The major historical legislation of the nineteenth century reflected anti-Chinese agitation and resulted in the limited inclusion of African Americans and the complete exclusion of the Chinese. In Boston, California, and Washington, whites promulgated the principles of racial difference and discouraged cooperation among racial minorities for the purpose of maintaining white supremacy. Some whites juxtaposed the Chinese with African Americans and conflated their group identities as alien, barbaric, and unassimilable. Others emphasized the difference between the two groups, considering one more inferior than the other. Since the passage of the ineffective Chinese Exclusion Act of 1882, whites increased the use and threats of violence to strengthen white superiority and non-white inferiority. Internalizing this idea of whiteness, Chinese and African Americans competed for inclusion into the American mainstream culture and body politic at the expense of the other. The Chinese struggled with their declining status and tried to elevate and stabilize their social standing as racially and culturally superior. Some Chinese intellectuals and race leaders portrayed African Americans as uncivilized monsters with ancestry in African jungles. Some African Americans worked for their racial uplift by identifying against the Chinese— depicting “Chinamen” as “foreigners,” “interlopers,” and “invaders,” while others identified with the Chinese, pronouncing a brotherhood of man. An inclusive perspective for the study of the nineteenth-century racial dynamics that take into account inter-minority relations therefore is necessary. I investigate why and in which ways the “Chinese Question” and the “Negro Problem” were conflated and differentiated and analyze the dynamic and complexity of the relations between the two during the historical development of American whiteness.
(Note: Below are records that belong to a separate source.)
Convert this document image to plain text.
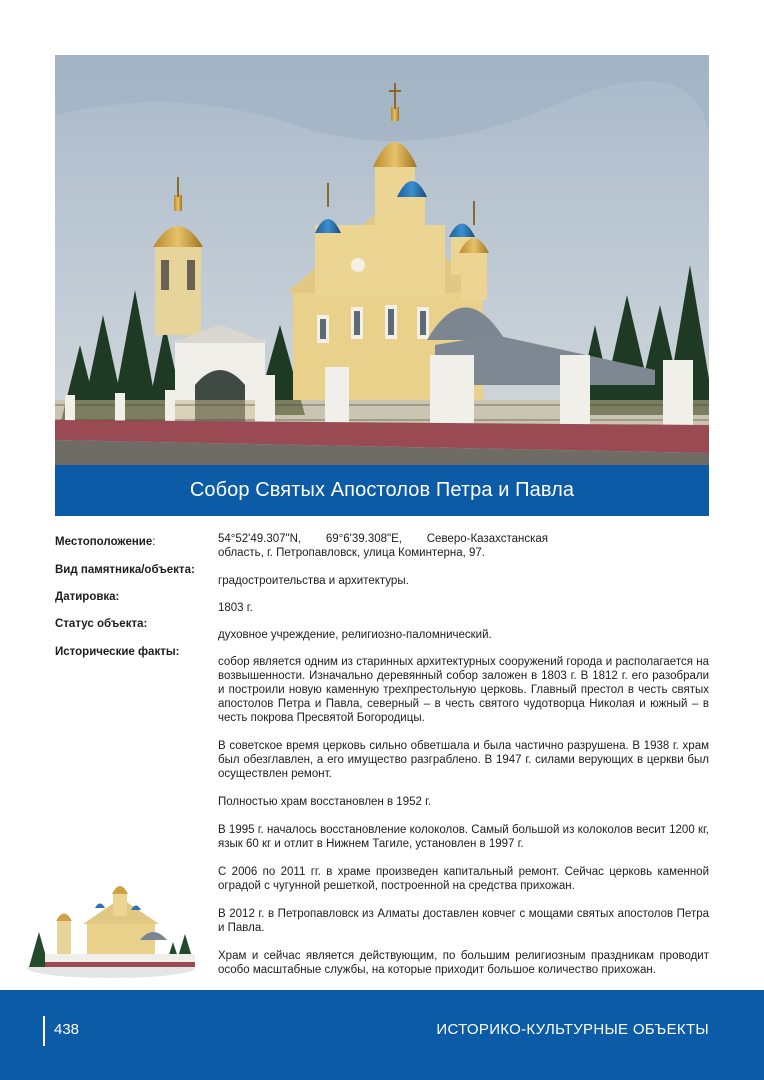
Собор Святых Апостолов Петра и Павла
Местоположение:
Вид памятника/объекта:
Датировка:
Статус объекта:
Исторические факты:

54°52'49.307"N, 69°6'39.308"E, Северо-Казахстанская область, г. Петропавловск, улица Коминтерна, 97.

градостроительства и архитектуры.

1803 г.

духовное учреждение, религиозно-паломнический.

собор является одним из старинных архитектурных сооружений города и располагается на возвышенности. Изначально деревянный собор заложен в 1803 г. В 1812 г. его разобрали и построили новую каменную трехпрестольную церковь. Главный престол в честь святых апостолов Петра и Павла, северный – в честь святого чудотворца Николая и южный – в честь покрова Пресвятой Богородицы.

В советское время церковь сильно обветшала и была частично разрушена. В 1938 г. храм был обезглавлен, а его имущество разграблено. В 1947 г. силами верующих в церкви был осуществлен ремонт.

Полностью храм восстановлен в 1952 г.

В 1995 г. началось восстановление колоколов. Самый большой из колоколов весит 1200 кг, язык 60 кг и отлит в Нижнем Тагиле, установлен в 1997 г.

С 2006 по 2011 гг. в храме произведен капитальный ремонт. Сейчас церковь каменной оградой с чугунной решеткой, построенной на средства прихожан.

В 2012 г. в Петропавловск из Алматы доставлен ковчег с мощами святых апостолов Петра и Павла.

Храм и сейчас является действующим, по большим религиозным праздникам проводит особо масштабные службы, на которые приходит большое количество прихожан.

438	ИСТОРИКО-КУЛЬТУРНЫЕ ОБЪЕКТЫ
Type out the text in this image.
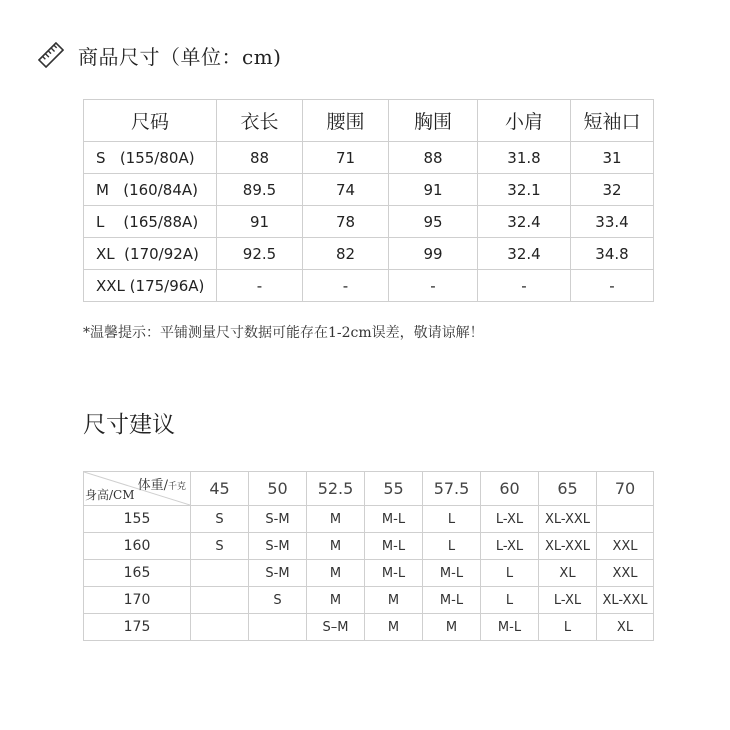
商品尺寸（单位：cm)
尺码	衣长	腰围	胸围	小肩	短袖口
S   (155/80A)	88	71	88	31.8	31
M   (160/84A)	89.5	74	91	32.1	32
L    (165/88A)	91	78	95	32.4	33.4
XL  (170/92A)	92.5	82	99	32.4	34.8
XXL (175/96A)	-	-	-	-	-
*温馨提示：平铺测量尺寸数据可能存在1-2cm误差，敬请谅解！
尺寸建议
体重/千克
身高/CM	45	50	52.5	55	57.5	60	65	70
155	S	S-M	M	M-L	L	L-XL	XL-XXL	
160	S	S-M	M	M-L	L	L-XL	XL-XXL	XXL
165		S-M	M	M-L	M-L	L	XL	XXL
170		S	M	M	M-L	L	L-XL	XL-XXL
175			S–M	M	M	M-L	L	XL
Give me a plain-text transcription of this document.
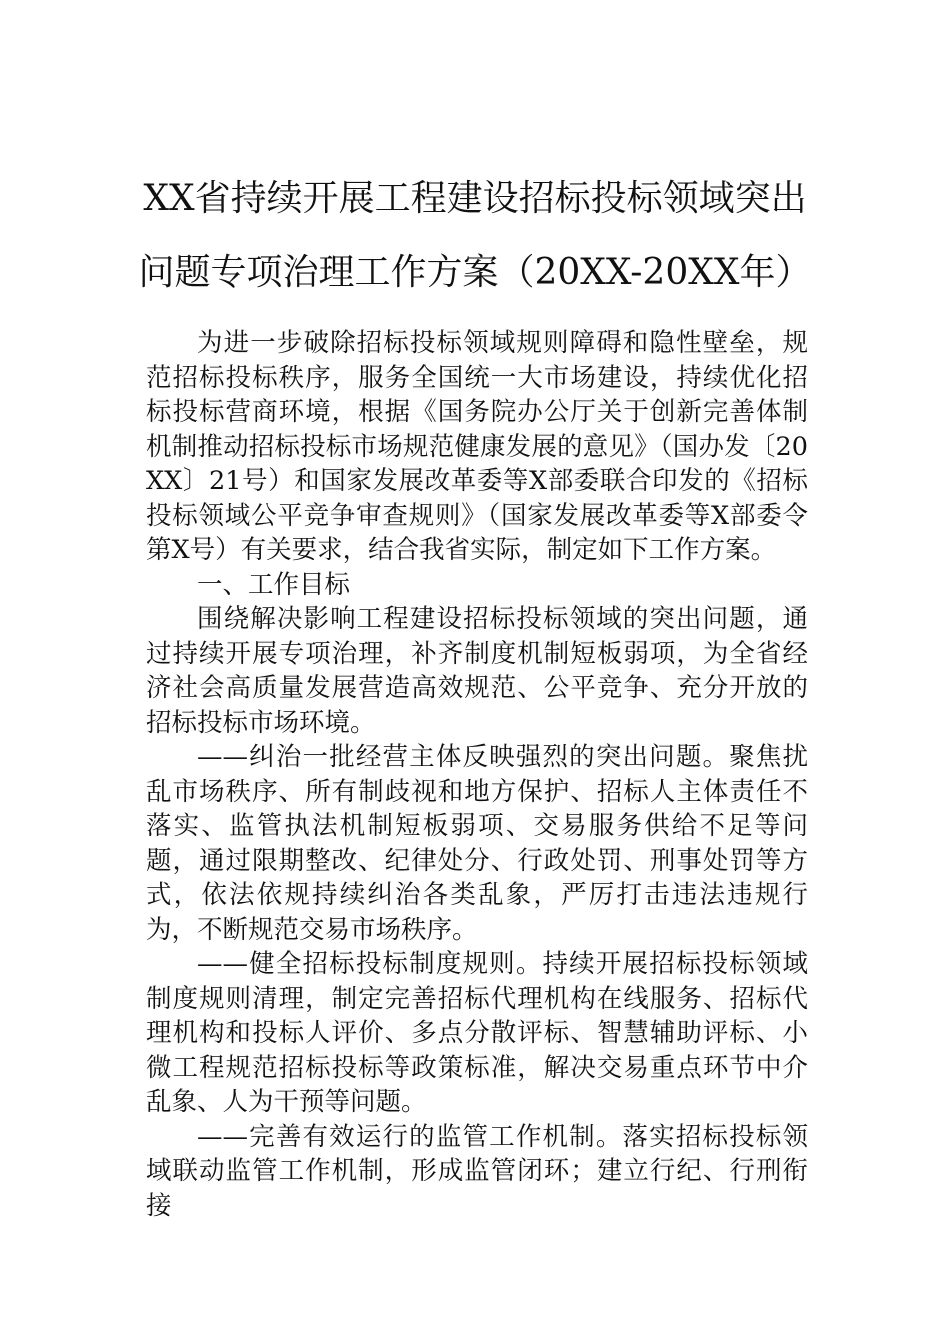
XX省持续开展工程建设招标投标领域突出
问题专项治理工作方案（20XX-20XX年）

为进一步破除招标投标领域规则障碍和隐性壁垒，规范招标投标秩序，服务全国统一大市场建设，持续优化招标投标营商环境，根据《国务院办公厅关于创新完善体制机制推动招标投标市场规范健康发展的意见》（国办发〔20XX〕21号）和国家发展改革委等X部委联合印发的《招标投标领域公平竞争审查规则》（国家发展改革委等X部委令第X号）有关要求，结合我省实际，制定如下工作方案。

一、工作目标

围绕解决影响工程建设招标投标领域的突出问题，通过持续开展专项治理，补齐制度机制短板弱项，为全省经济社会高质量发展营造高效规范、公平竞争、充分开放的招标投标市场环境。

——纠治一批经营主体反映强烈的突出问题。聚焦扰乱市场秩序、所有制歧视和地方保护、招标人主体责任不落实、监管执法机制短板弱项、交易服务供给不足等问题，通过限期整改、纪律处分、行政处罚、刑事处罚等方式，依法依规持续纠治各类乱象，严厉打击违法违规行为，不断规范交易市场秩序。

——健全招标投标制度规则。持续开展招标投标领域制度规则清理，制定完善招标代理机构在线服务、招标代理机构和投标人评价、多点分散评标、智慧辅助评标、小微工程规范招标投标等政策标准，解决交易重点环节中介乱象、人为干预等问题。

——完善有效运行的监管工作机制。落实招标投标领域联动监管工作机制，形成监管闭环；建立行纪、行刑衔接
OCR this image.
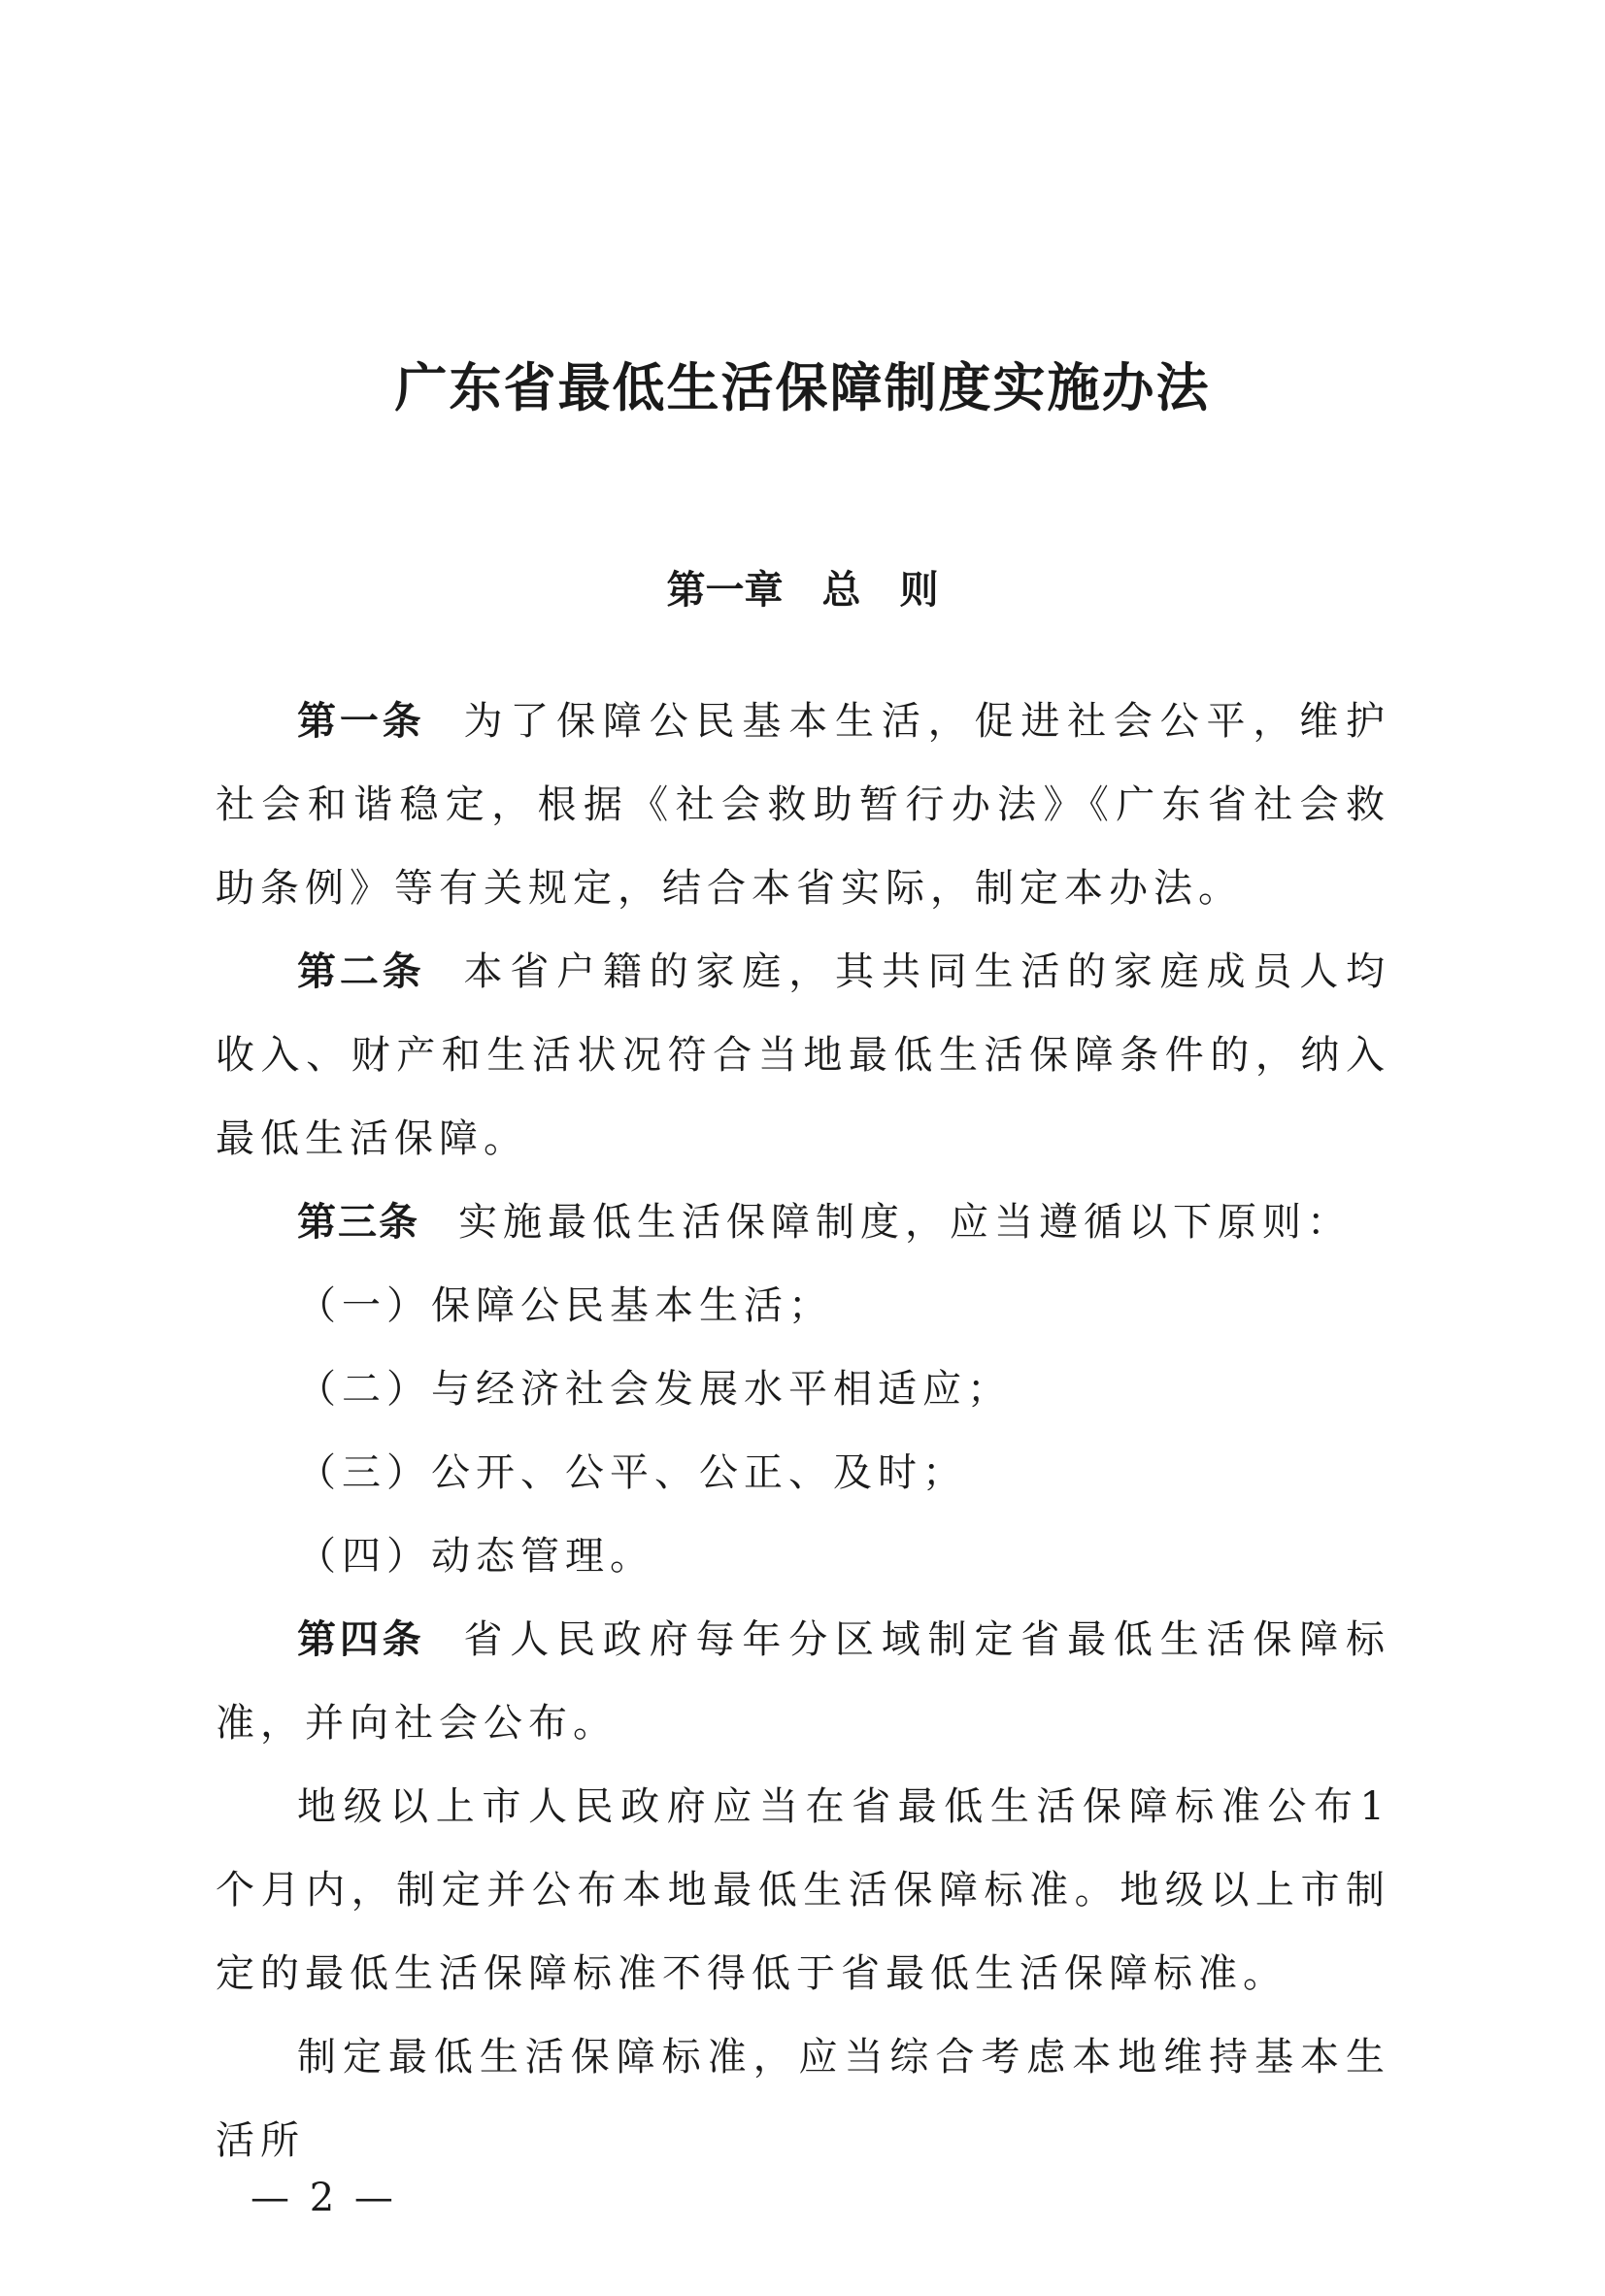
广东省最低生活保障制度实施办法
第一章　总　则

第一条 为了保障公民基本生活，促进社会公平，维护社会和谐稳定，根据《社会救助暂行办法》《广东省社会救助条例》等有关规定，结合本省实际，制定本办法。

第二条 本省户籍的家庭，其共同生活的家庭成员人均收入、财产和生活状况符合当地最低生活保障条件的，纳入最低生活保障。

第三条 实施最低生活保障制度，应当遵循以下原则：

（一）保障公民基本生活；

（二）与经济社会发展水平相适应；

（三）公开、公平、公正、及时；

（四）动态管理。

第四条 省人民政府每年分区域制定省最低生活保障标准，并向社会公布。

地级以上市人民政府应当在省最低生活保障标准公布1个月内，制定并公布本地最低生活保障标准。地级以上市制定的最低生活保障标准不得低于省最低生活保障标准。

制定最低生活保障标准，应当综合考虑本地维持基本生活所

— 2 —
The Fox Honors Fellowship provides me the time and space to discuss my research with my peers and senior scholars. I enjoyed every lunch meeting I participated at the Fox Center. Listening to post-doctoral fellows and senior scholars’ research projects help me to reflect on my own research and inspire me to further improve my research and presentation skills.

Yi Xie is a senior double majoring in History and English. She is currently working on her honor thesis, “Becoming American in a Multiracial Context: Chinese ‘Sojourners’ and African Americans’ Battle for Inclusion in a White Republic, 1868-1904.” This research aims to develop a clear understanding of the racial dynamics of the second half of the nineteenth century by studying the “Chinese Question,” the “Negro Problem,” and the relations between the two from the perspectives of abolitionists, Caucasian immigrants, African Americans, and the Chinese. She investigates why and how the “Chinese Question” and the “Negro Problem” were conflated and differentiated, and how dynamic and complex were the relations between the two. She also conducts a comparative study of anti-black and anti-Chinese violence on the West Coast. She has visited archives in Northampton, MA and will conduct more archival research in Seattle, WA.